The Concept of Mealy Machine
In finite automata theory, the Mealy machine is a type of machine that can produce output. A Mealy machine's output capability is its unique thing. In this machine, the output depends on both the present state and the present input.
If we try to get differences with finite automata with no outputs, we can say in NFA or DFA we typically determined whether a string is accepted or rejected by starting from an initial state and potentially reaching multiple final states.
In case of Moore or Mealy machines, they do not require a final state. It has an initial state, but no final state is needed. Instead, for every input given to a state, the Mealy machine produces an output, which is recorded at each state.
Components of a Mealy Machine
Mealy machines are six-tuples by their definitions, which are similar to those we learnt in NFA and DFA but with one additional component.
Let's define these tuples −
- Q − A finite set of states (e.g., Q0, Q1, Q2).
- Σ (Sigma) − A finite set called the input alphabet (e.g., A, B).
- δ (Small delta) − The transition function, where Q × Σ → Q. It describes the state transitions based on the input alphabet.
- q0 − The initial state.
- O − A finite set of symbols called the output alphabet.
- λ (Lambda) − The output transition function, where λ: Q × Σ → O. It specifies the output for each state and input pair.
There are two transition functions, the state transition and output transition functions.
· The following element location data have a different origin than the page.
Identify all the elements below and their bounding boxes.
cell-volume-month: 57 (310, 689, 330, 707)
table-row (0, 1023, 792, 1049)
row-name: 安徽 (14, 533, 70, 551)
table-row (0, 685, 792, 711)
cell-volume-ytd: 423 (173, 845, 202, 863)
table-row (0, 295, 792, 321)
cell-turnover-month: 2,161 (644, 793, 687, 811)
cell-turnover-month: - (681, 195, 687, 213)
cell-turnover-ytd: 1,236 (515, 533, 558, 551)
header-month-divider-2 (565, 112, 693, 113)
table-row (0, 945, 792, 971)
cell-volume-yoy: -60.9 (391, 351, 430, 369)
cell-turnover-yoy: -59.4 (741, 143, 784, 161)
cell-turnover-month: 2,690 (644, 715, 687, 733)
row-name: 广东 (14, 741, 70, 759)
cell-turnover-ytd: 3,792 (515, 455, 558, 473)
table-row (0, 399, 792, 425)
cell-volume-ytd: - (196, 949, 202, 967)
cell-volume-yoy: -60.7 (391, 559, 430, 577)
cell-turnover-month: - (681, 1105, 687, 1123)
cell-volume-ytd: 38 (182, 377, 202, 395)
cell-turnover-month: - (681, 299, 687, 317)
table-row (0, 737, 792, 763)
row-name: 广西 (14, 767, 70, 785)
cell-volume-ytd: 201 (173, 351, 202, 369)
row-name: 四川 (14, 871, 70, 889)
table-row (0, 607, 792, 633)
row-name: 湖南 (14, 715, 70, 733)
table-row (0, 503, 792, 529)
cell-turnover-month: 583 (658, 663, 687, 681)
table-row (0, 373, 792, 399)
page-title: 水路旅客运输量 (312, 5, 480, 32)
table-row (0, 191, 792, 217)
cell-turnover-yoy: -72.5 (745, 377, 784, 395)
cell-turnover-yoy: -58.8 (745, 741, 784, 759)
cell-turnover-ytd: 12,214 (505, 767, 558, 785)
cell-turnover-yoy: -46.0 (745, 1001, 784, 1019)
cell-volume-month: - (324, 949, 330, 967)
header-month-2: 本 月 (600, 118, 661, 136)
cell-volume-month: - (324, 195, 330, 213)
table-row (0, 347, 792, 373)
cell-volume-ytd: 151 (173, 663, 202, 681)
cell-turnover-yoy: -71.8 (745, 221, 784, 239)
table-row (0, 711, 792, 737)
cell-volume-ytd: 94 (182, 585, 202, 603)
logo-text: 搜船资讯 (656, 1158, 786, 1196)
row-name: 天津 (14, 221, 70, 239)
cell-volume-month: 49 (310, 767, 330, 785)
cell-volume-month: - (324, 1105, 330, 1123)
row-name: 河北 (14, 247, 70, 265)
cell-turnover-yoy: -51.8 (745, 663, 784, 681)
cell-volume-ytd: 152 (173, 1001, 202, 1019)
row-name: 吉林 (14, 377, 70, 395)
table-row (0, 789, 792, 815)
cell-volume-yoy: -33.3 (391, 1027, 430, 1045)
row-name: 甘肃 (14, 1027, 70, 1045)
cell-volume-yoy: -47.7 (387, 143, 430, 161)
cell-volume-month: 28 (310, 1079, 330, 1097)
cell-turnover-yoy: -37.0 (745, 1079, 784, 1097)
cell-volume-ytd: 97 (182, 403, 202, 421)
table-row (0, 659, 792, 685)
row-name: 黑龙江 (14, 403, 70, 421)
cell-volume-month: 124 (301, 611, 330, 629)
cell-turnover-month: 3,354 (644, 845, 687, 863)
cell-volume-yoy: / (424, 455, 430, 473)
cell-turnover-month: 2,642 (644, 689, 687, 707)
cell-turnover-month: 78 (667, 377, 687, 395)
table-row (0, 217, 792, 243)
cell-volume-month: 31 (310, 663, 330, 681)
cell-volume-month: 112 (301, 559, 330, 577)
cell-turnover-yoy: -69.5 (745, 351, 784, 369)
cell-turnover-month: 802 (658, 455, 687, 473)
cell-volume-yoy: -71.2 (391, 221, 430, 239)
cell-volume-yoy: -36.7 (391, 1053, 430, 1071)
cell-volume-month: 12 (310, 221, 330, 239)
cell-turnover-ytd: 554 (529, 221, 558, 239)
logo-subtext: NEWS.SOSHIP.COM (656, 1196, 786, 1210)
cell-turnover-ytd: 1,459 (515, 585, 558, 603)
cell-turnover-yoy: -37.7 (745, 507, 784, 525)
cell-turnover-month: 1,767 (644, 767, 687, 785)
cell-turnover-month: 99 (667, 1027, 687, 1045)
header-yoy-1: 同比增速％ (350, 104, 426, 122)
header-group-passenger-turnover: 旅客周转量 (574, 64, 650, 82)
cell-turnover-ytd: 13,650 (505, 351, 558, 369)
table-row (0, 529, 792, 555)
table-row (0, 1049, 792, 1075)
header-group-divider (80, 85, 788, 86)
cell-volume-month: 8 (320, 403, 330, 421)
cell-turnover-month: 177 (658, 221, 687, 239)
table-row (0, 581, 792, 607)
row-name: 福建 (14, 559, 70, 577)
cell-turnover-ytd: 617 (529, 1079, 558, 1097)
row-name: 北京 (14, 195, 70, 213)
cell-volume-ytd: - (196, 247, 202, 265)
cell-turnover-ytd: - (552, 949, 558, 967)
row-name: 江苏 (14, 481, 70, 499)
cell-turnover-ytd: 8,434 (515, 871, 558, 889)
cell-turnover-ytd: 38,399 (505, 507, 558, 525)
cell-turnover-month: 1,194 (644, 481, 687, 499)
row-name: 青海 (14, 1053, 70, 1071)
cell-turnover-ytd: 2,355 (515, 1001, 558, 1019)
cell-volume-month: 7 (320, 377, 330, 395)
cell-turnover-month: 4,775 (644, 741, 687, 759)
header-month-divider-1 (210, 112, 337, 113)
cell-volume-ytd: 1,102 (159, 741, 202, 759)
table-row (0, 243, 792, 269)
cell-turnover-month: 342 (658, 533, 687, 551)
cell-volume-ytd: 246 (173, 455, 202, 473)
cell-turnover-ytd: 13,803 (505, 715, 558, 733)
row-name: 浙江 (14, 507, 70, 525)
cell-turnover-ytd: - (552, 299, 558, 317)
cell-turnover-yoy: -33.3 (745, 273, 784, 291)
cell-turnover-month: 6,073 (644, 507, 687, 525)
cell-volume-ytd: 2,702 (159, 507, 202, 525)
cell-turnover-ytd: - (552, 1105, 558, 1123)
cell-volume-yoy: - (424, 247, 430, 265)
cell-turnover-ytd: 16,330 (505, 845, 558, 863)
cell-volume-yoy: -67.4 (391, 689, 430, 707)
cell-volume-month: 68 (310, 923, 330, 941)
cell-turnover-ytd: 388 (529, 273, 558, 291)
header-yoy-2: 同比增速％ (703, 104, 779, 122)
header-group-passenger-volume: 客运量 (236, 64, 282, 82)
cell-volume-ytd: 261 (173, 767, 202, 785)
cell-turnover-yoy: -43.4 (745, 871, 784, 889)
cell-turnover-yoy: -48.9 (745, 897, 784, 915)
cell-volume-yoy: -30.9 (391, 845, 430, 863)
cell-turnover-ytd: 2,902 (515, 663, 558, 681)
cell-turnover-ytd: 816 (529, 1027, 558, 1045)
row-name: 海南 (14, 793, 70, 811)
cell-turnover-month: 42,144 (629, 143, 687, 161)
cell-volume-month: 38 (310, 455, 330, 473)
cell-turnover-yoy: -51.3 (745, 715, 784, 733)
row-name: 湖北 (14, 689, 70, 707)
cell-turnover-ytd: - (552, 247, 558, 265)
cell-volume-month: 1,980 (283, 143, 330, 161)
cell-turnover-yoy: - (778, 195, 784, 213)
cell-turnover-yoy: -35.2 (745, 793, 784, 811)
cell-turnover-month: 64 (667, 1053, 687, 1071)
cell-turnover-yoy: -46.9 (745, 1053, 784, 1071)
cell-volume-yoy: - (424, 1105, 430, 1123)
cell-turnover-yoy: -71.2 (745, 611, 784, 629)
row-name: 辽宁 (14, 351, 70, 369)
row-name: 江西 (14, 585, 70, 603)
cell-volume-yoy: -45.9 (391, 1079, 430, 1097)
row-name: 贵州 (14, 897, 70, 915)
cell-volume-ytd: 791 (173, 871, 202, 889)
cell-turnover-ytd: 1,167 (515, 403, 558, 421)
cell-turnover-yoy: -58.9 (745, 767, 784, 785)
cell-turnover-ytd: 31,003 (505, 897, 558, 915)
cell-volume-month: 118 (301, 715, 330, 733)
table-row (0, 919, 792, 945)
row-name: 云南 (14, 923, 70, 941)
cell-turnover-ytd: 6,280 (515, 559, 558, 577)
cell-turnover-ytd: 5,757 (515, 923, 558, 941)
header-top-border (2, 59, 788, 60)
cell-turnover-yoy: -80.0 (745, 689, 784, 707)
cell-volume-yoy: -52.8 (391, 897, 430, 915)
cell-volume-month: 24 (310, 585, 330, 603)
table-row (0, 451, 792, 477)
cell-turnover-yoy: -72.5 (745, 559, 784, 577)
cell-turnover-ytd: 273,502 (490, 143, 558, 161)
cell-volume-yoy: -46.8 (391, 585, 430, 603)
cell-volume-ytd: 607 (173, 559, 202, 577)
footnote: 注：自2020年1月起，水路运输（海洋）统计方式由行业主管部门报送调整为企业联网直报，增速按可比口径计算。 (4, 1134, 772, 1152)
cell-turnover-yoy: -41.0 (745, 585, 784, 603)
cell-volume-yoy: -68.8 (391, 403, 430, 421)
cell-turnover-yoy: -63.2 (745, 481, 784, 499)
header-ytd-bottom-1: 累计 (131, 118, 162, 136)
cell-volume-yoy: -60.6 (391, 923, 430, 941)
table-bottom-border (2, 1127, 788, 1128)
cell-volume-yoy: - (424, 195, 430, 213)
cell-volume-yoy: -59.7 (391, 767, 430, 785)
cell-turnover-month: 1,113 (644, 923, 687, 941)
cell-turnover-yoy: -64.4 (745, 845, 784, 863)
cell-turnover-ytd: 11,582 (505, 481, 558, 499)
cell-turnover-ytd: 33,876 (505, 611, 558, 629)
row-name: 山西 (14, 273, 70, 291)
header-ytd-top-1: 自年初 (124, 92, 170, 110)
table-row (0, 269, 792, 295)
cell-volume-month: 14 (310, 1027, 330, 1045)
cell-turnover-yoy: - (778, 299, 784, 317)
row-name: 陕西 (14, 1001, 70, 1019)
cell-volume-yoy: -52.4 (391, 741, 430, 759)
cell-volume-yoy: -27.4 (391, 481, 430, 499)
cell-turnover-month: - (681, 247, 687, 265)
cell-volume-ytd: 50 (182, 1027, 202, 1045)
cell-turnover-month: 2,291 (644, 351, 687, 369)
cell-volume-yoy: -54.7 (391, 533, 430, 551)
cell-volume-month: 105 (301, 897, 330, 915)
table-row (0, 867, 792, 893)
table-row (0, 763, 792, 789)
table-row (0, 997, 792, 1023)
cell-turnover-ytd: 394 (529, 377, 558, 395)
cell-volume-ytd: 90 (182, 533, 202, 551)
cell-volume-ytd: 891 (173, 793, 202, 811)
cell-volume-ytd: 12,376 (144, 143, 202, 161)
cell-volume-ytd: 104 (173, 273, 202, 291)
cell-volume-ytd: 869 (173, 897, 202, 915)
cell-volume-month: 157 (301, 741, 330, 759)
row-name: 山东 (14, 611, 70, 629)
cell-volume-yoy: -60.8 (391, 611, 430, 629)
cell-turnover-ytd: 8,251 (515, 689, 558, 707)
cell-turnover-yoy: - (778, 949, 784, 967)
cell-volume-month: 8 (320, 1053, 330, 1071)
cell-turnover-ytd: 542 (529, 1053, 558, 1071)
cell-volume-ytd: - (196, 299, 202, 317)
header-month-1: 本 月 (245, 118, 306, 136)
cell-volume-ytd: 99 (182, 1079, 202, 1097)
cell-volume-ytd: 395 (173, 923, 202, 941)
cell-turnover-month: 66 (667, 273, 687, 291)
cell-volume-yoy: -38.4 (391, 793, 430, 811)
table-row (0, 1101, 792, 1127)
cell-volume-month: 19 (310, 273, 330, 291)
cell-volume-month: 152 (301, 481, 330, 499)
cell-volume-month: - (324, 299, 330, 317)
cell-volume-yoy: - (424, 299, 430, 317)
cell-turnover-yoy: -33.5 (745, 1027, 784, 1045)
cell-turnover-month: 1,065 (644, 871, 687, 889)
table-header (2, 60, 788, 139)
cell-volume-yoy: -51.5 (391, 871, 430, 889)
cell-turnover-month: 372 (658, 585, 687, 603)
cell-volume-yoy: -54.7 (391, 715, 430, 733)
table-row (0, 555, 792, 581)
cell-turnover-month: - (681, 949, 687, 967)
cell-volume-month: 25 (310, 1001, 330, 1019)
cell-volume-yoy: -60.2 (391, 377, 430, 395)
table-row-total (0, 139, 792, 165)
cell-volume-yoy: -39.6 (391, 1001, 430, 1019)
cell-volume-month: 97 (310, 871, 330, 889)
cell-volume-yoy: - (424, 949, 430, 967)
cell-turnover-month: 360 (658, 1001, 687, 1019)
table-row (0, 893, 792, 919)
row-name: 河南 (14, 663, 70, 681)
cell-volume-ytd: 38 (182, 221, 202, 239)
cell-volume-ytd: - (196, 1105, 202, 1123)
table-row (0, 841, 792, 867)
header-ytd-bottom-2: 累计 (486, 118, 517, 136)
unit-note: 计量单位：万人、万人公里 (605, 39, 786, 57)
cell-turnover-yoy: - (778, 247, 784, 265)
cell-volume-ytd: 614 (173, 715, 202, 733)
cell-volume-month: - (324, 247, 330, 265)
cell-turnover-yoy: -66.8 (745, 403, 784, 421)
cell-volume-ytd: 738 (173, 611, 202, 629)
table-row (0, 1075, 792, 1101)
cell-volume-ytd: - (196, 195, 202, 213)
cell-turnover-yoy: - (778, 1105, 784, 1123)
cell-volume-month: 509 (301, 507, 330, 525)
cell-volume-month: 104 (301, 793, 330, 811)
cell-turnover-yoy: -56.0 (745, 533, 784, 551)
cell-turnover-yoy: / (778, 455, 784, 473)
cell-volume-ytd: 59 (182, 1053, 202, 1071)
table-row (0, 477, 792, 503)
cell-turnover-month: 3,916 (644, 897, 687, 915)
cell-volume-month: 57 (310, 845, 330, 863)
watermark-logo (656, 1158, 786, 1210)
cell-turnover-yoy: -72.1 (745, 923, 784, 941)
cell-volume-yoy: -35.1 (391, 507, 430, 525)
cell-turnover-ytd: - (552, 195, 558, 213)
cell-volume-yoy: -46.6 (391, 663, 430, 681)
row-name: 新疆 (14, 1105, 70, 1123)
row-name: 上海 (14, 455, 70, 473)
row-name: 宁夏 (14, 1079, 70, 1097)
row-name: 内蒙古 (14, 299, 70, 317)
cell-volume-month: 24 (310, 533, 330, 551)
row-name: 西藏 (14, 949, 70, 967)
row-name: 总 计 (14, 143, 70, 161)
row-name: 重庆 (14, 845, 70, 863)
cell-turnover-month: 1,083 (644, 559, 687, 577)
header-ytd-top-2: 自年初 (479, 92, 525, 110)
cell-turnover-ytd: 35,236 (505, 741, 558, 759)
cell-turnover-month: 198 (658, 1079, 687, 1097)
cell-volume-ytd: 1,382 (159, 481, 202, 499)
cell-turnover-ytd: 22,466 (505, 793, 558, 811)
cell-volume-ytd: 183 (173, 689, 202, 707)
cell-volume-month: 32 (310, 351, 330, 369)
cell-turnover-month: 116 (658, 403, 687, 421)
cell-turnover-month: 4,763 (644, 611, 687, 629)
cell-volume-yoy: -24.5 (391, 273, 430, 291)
- The state transition function (δ) defines how the machine moves from one state to another based on the input. For instance, if we are in state Q0 and we give input 1, we may move to state Q1.
- The output transition function (λ) specifies the output produced for each input given to a state. For example, if we are in state Q0 and give input 1, the output might be A.
Designing a Mealy Machine
Let us take a couple of examples to understand the process of designing a Mealy machine.
Example 1
As our first example, consider the following transition table and graph −
State | Input 0 | Input 1 |
---|---|---|
q0 | q1, a | q2, a |
q1 | q1, b | q3, c |
q2 | q3, c | q2, a |
q3 | q3, c | q3, b |
From this table, we can create the Mealy machine by mapping the states, inputs, and outputs as described.

From the above machine, we can determine the output from a given input. We can analyse like this −
- Start at q0
- Input 0: Transition to q1, output a
- Input 1: Transition to q3, output c
- Input 1: Stay in q3, output b
- Input 1: Stay in q3, output b
So, the output string is "acbbb"
Example 2
Let us take another example for complementing a binary input string through a Mealy machine.
State | Input 0 | Input 1 |
---|---|---|
q0 | q1, 1 | q2, 0 |
The graph will look like this −

There is only one state. For input 0: stay in q0, output 1. And for input 1, stay in q0, output 0.
So, for the input string "011," the output should be "100," which is the 1's complement of the given string.
Conclusion
For finite automata with outputs, we consider the Moore and Mealy machines. We already learnt the Moore, here outputs are coming with the transition, so before reaching a state we are getting output. It is characterized by having an initial state but no final state.
In this chapter, we explained the structure of Mealy machines and how they are formed.